Monday, Mar. 19, 1945

Judgment Day for Judges

Like a platoon of daring turtles, U.S. art critics stuck their necks way out last week. The extrusion occurred in Cincinnati, where Art Museum Director Walter Siple had the bright idea of showing the "Critics' Choice" in contemporary U.S. art. Result: from 57 of the nation's professional art tasters, 57 varieties of painting.
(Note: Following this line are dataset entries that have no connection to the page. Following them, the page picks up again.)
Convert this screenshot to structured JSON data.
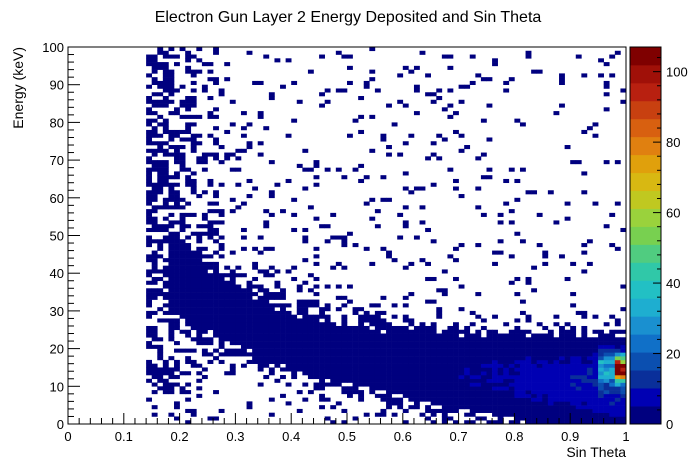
{
  "chart_data": {
    "type": "heatmap",
    "title": "Electron Gun Layer 2 Energy Deposited and Sin Theta",
    "xlabel": "Sin Theta",
    "ylabel": "Energy (keV)",
    "xlim": [
      0,
      1
    ],
    "ylim": [
      0,
      100
    ],
    "x_ticks": [
      "0",
      "0.1",
      "0.2",
      "0.3",
      "0.4",
      "0.5",
      "0.6",
      "0.7",
      "0.8",
      "0.9",
      "1"
    ],
    "y_ticks": [
      "0",
      "10",
      "20",
      "30",
      "40",
      "50",
      "60",
      "70",
      "80",
      "90",
      "100"
    ],
    "z_range": [
      0,
      107
    ],
    "z_ticks": [
      "0",
      "20",
      "40",
      "60",
      "80",
      "100"
    ],
    "bins": {
      "x": 100,
      "y": 100
    },
    "colormap": [
      "#00007f",
      "#0000b3",
      "#0a2f9a",
      "#0b4fb0",
      "#1070c8",
      "#1a90d0",
      "#1eaed0",
      "#22c0c4",
      "#30c8a8",
      "#50cc80",
      "#78d050",
      "#9ad23c",
      "#c0c820",
      "#d8b812",
      "#e0a00c",
      "#e08010",
      "#d86010",
      "#c84010",
      "#b82010",
      "#a01008",
      "#7f0000"
    ],
    "density_description": "Sparse counts at high energy for sin theta 0.14-0.3; dense band decreasing from ~40 keV at 0.2 to ~14 keV at 1.0; hot spot (~107) near sin theta 0.99-1.0, energy 12-18 keV."
  }
}
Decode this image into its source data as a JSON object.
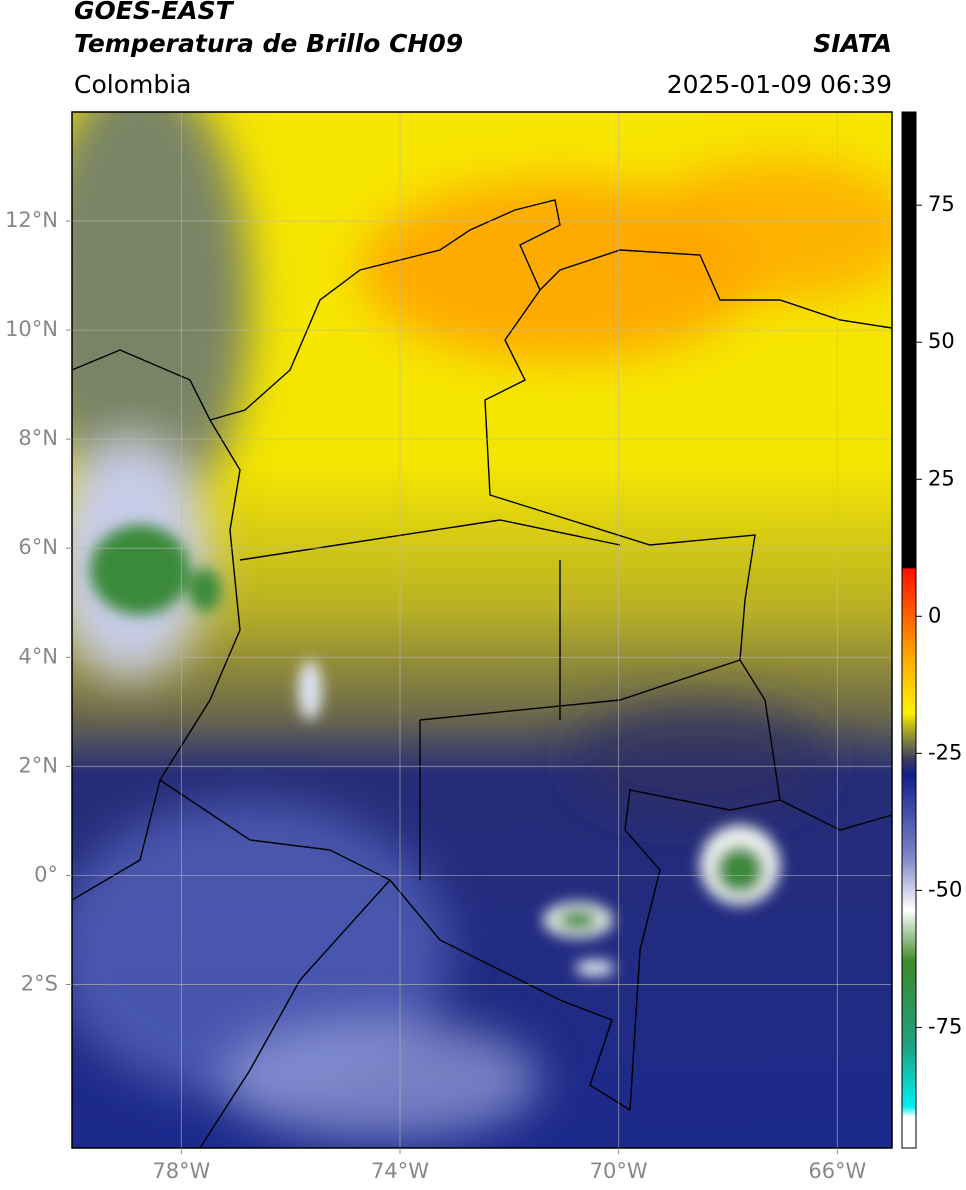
{
  "header": {
    "title": "GOES-EAST",
    "subtitle": "Temperatura de Brillo CH09",
    "region": "Colombia",
    "source": "SIATA",
    "timestamp": "2025-01-09 06:39"
  },
  "map": {
    "lon_range": [
      -80,
      -65
    ],
    "lat_range": [
      -5,
      14
    ],
    "grid": true,
    "lon_ticks": [
      {
        "value": -78,
        "label": "78°W"
      },
      {
        "value": -74,
        "label": "74°W"
      },
      {
        "value": -70,
        "label": "70°W"
      },
      {
        "value": -66,
        "label": "66°W"
      }
    ],
    "lat_ticks": [
      {
        "value": 12,
        "label": "12°N"
      },
      {
        "value": 10,
        "label": "10°N"
      },
      {
        "value": 8,
        "label": "8°N"
      },
      {
        "value": 6,
        "label": "6°N"
      },
      {
        "value": 4,
        "label": "4°N"
      },
      {
        "value": 2,
        "label": "2°N"
      },
      {
        "value": 0,
        "label": "0°"
      },
      {
        "value": -2,
        "label": "2°S"
      }
    ]
  },
  "colorbar": {
    "range": [
      -97,
      92
    ],
    "ticks": [
      75,
      50,
      25,
      0,
      -25,
      -50,
      -75
    ]
  }
}
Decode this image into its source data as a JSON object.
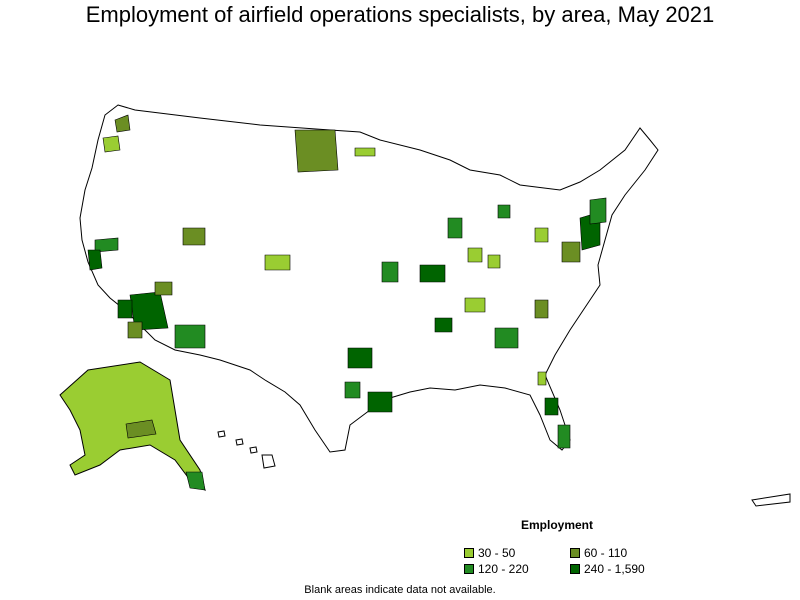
{
  "title": "Employment of airfield operations specialists, by area, May 2021",
  "legend": {
    "title": "Employment",
    "items": [
      {
        "label": "30 - 50",
        "color": "#9acd32"
      },
      {
        "label": "60 - 110",
        "color": "#6b8e23"
      },
      {
        "label": "120 - 220",
        "color": "#228b22"
      },
      {
        "label": "240 - 1,590",
        "color": "#006400"
      }
    ]
  },
  "footnote": "Blank areas indicate data not available.",
  "map": {
    "base_color": "#ffffff",
    "border_color": "#000000",
    "regions": [
      "contiguous-us",
      "alaska",
      "hawaii",
      "puerto-rico"
    ]
  }
}
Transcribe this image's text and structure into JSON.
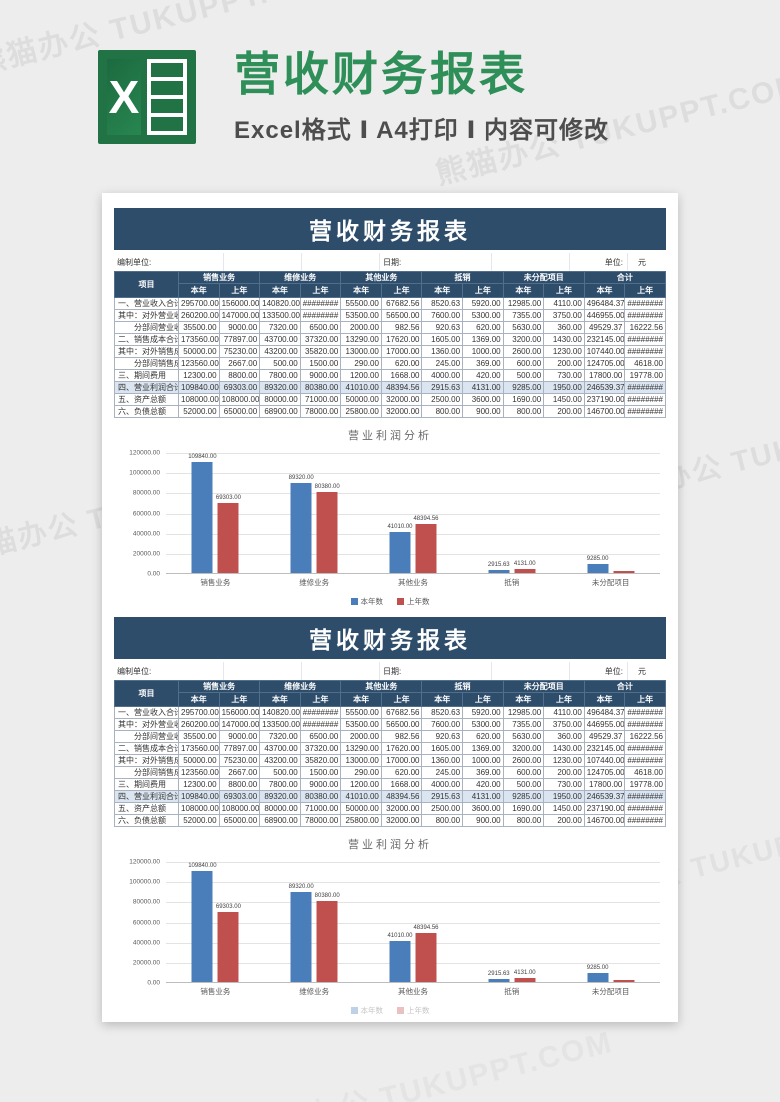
{
  "header": {
    "logo_letter": "X",
    "title": "营收财务报表",
    "subtitle": "Excel格式 Ⅰ A4打印 Ⅰ 内容可修改"
  },
  "watermark": "熊猫办公 TUKUPPT.COM",
  "colors": {
    "navy": "#2e4d6b",
    "highlight_row": "#dbe5f1",
    "bar_blue": "#4a7ebb",
    "bar_red": "#c0504d",
    "title_green": "#2e8f58"
  },
  "report": {
    "title": "营收财务报表",
    "meta": {
      "prepared_by_label": "编制单位:",
      "date_label": "日期:",
      "unit_label": "单位:",
      "unit_value": "元"
    },
    "columns": {
      "item": "项目",
      "groups": [
        "销售业务",
        "维修业务",
        "其他业务",
        "抵销",
        "未分配项目",
        "合计"
      ],
      "sub": [
        "本年",
        "上年"
      ]
    },
    "rows": [
      {
        "label": "一、营业收入合计",
        "indent": false,
        "highlight": false,
        "values": [
          "295700.00",
          "156000.00",
          "140820.00",
          "########",
          "55500.00",
          "67682.56",
          "8520.63",
          "5920.00",
          "12985.00",
          "4110.00",
          "496484.37",
          "########"
        ]
      },
      {
        "label": "其中：对外营业收入",
        "indent": false,
        "highlight": false,
        "values": [
          "260200.00",
          "147000.00",
          "133500.00",
          "########",
          "53500.00",
          "56500.00",
          "7600.00",
          "5300.00",
          "7355.00",
          "3750.00",
          "446955.00",
          "########"
        ]
      },
      {
        "label": "分部间营业收入",
        "indent": true,
        "highlight": false,
        "values": [
          "35500.00",
          "9000.00",
          "7320.00",
          "6500.00",
          "2000.00",
          "982.56",
          "920.63",
          "620.00",
          "5630.00",
          "360.00",
          "49529.37",
          "16222.56"
        ]
      },
      {
        "label": "二、销售成本合计",
        "indent": false,
        "highlight": false,
        "values": [
          "173560.00",
          "77897.00",
          "43700.00",
          "37320.00",
          "13290.00",
          "17620.00",
          "1605.00",
          "1369.00",
          "3200.00",
          "1430.00",
          "232145.00",
          "########"
        ]
      },
      {
        "label": "其中：对外销售成本",
        "indent": false,
        "highlight": false,
        "values": [
          "50000.00",
          "75230.00",
          "43200.00",
          "35820.00",
          "13000.00",
          "17000.00",
          "1360.00",
          "1000.00",
          "2600.00",
          "1230.00",
          "107440.00",
          "########"
        ]
      },
      {
        "label": "分部间销售成本",
        "indent": true,
        "highlight": false,
        "values": [
          "123560.00",
          "2667.00",
          "500.00",
          "1500.00",
          "290.00",
          "620.00",
          "245.00",
          "369.00",
          "600.00",
          "200.00",
          "124705.00",
          "4618.00"
        ]
      },
      {
        "label": "三、期间费用",
        "indent": false,
        "highlight": false,
        "values": [
          "12300.00",
          "8800.00",
          "7800.00",
          "9000.00",
          "1200.00",
          "1668.00",
          "4000.00",
          "420.00",
          "500.00",
          "730.00",
          "17800.00",
          "19778.00"
        ]
      },
      {
        "label": "四、营业利润合计",
        "indent": false,
        "highlight": true,
        "values": [
          "109840.00",
          "69303.00",
          "89320.00",
          "80380.00",
          "41010.00",
          "48394.56",
          "2915.63",
          "4131.00",
          "9285.00",
          "1950.00",
          "246539.37",
          "########"
        ]
      },
      {
        "label": "五、资产总额",
        "indent": false,
        "highlight": false,
        "values": [
          "108000.00",
          "108000.00",
          "80000.00",
          "71000.00",
          "50000.00",
          "32000.00",
          "2500.00",
          "3600.00",
          "1690.00",
          "1450.00",
          "237190.00",
          "########"
        ]
      },
      {
        "label": "六、负债总额",
        "indent": false,
        "highlight": false,
        "values": [
          "52000.00",
          "65000.00",
          "68900.00",
          "78000.00",
          "25800.00",
          "32000.00",
          "800.00",
          "900.00",
          "800.00",
          "200.00",
          "146700.00",
          "########"
        ]
      }
    ]
  },
  "chart_data": {
    "type": "bar",
    "title": "营业利润分析",
    "categories": [
      "销售业务",
      "维修业务",
      "其他业务",
      "抵销",
      "未分配项目"
    ],
    "series": [
      {
        "name": "本年数",
        "color": "#4a7ebb",
        "values": [
          109840,
          89320,
          41010,
          2915.63,
          9285
        ],
        "labels": [
          "109840.00",
          "89320.00",
          "41010.00",
          "2915.63",
          "9285.00"
        ]
      },
      {
        "name": "上年数",
        "color": "#c0504d",
        "values": [
          69303,
          80380,
          48394.56,
          4131,
          1950
        ],
        "labels": [
          "69303.00",
          "80380.00",
          "48394.56",
          "4131.00",
          ""
        ]
      }
    ],
    "ylim": [
      0,
      120000
    ],
    "yticks": [
      "120000.00",
      "100000.00",
      "80000.00",
      "60000.00",
      "40000.00",
      "20000.00",
      "0.00"
    ],
    "grid": true,
    "legend_position": "bottom"
  }
}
Running the gamut of styles, the show leaned to the progressive, contained few echoes of war, political plumping, or the soap-box exhortations fashionable a decade ago. There were elaborate, anything-but-immaculate conceptions which for untutored eyes might just as well have hung upside down. There were shaky, stuttering labors-in-oil by artists known chiefly to their immediate families, friends and critic-sponsors. There were also sober, estimable paintings by artists like Alexander Brook, John Carroll, Walt Kuhn, Raphael Soyer. Sample critics and choices:

P: New York Timesman Edward Alden Jewell, an imperceptibly left-of-center critic, chose William Thon's sweeping, salty view Under the Brooklyn Bridge. Critic Jewell, 57, has the same rambling sort of authority his paper has; his gentle, liberal, usually safe-&-sane voice is heard all over the U.S.

P: Shrill, scratch-penned Eleanor Jewett of Chicago's America-First Tribune put up a bald landscape of rolling hills and lowering sky, seen through a purplish haze of late-afternoon dusk: The Day Ends by Charles Kilgore.

P: Sixtyish, pince-nezed Harry Burke of the St. Louis Globe-Democrat voted for Missourian Fred Conway's Kids, a noisy battle waged by a back-lot army of small fry.

P: Oldster Royal Cortissoz of the New York Herald Tribune, the flatly conservative dean of U.S. newspaper art critics, offered Cincinnati a charming, flowing figure-piece: Jon Corbino's The Family. Connoisseur Cortissoz, erstwhile art crony of the J. P. Morgans, father & son, will tolerate no such modernistic nonsense as distorted proportions and experiments with the abstract. CJ Calm, fortyish Dorothy Adlow of the Christian Science Monitor picked a gaunt, naked vision, Ezekiel, a Biblical allegory (Ezekiel 37:3--Son of man, can these bones live?), by 29-year-old Bostonian Nathaniel Jacobson.

P: Ardent, assiduous Douglas Naylor of Pittsburgh's Press chose Marsha, a head of a saucer-eyed Negro child rendered in a distantly Renoir manner by Ohio-born Clarence Carter.

P: Amiable, grey-haired Frances ("Fannie") Bryson of the New Orleans Item selected Our Daily Bread, a heavily stylized landscape of Deep South farmland at sundown, replete with wheeling buzzards and eroding soil. The artist: Mississippian John McCrady.

P: Thin, long-haired Editor John Morse of Washington's monthly Magazine of Art chose Ben Shahn's provocatively-titled The Quartet (three men playing musical instruments).

P: Forty-six-year-old progressive John J. Sherman of the Minneapolis Star-Journal sent the Cincinnati show a swirling, semi-abstract Minnesota Landscape by Minneapolis Modernist Mac Le Sueur.

P: Informed, positive Editor Peyton Boswell Jr. of Manhattan's bimonthly Art Digest picked a rear view of two weighty bathers portrayed with Van Gogh vehemence in a framework of writhing earth and lowering sky: The Green Pool by Connecticut's Revington Arthur.

P: Wisp-haired, preoccupied Alfred Frankenstein of the San Francisco Chronicle chose a deft, architectonic watercolor of The Rockies by California's Dong Kingman.

Ignorance and Sycophancy. Most of the Cincinnati show's 57 critics write for daily newspapers; some double as book reviewers, music or theater critics; one covers the city hall on the side. Day by day) week after week, these men & women pass judgments on art which are read by thousands and, more often than not, taken seriously.

Along with their choices, several of the critics passed a few offhand judgments on their own profession. Wrote one: "My opinion of critics is not overly high; when not heirs of varnished ignorance most of them are addicts of sycophancy and mental laziness."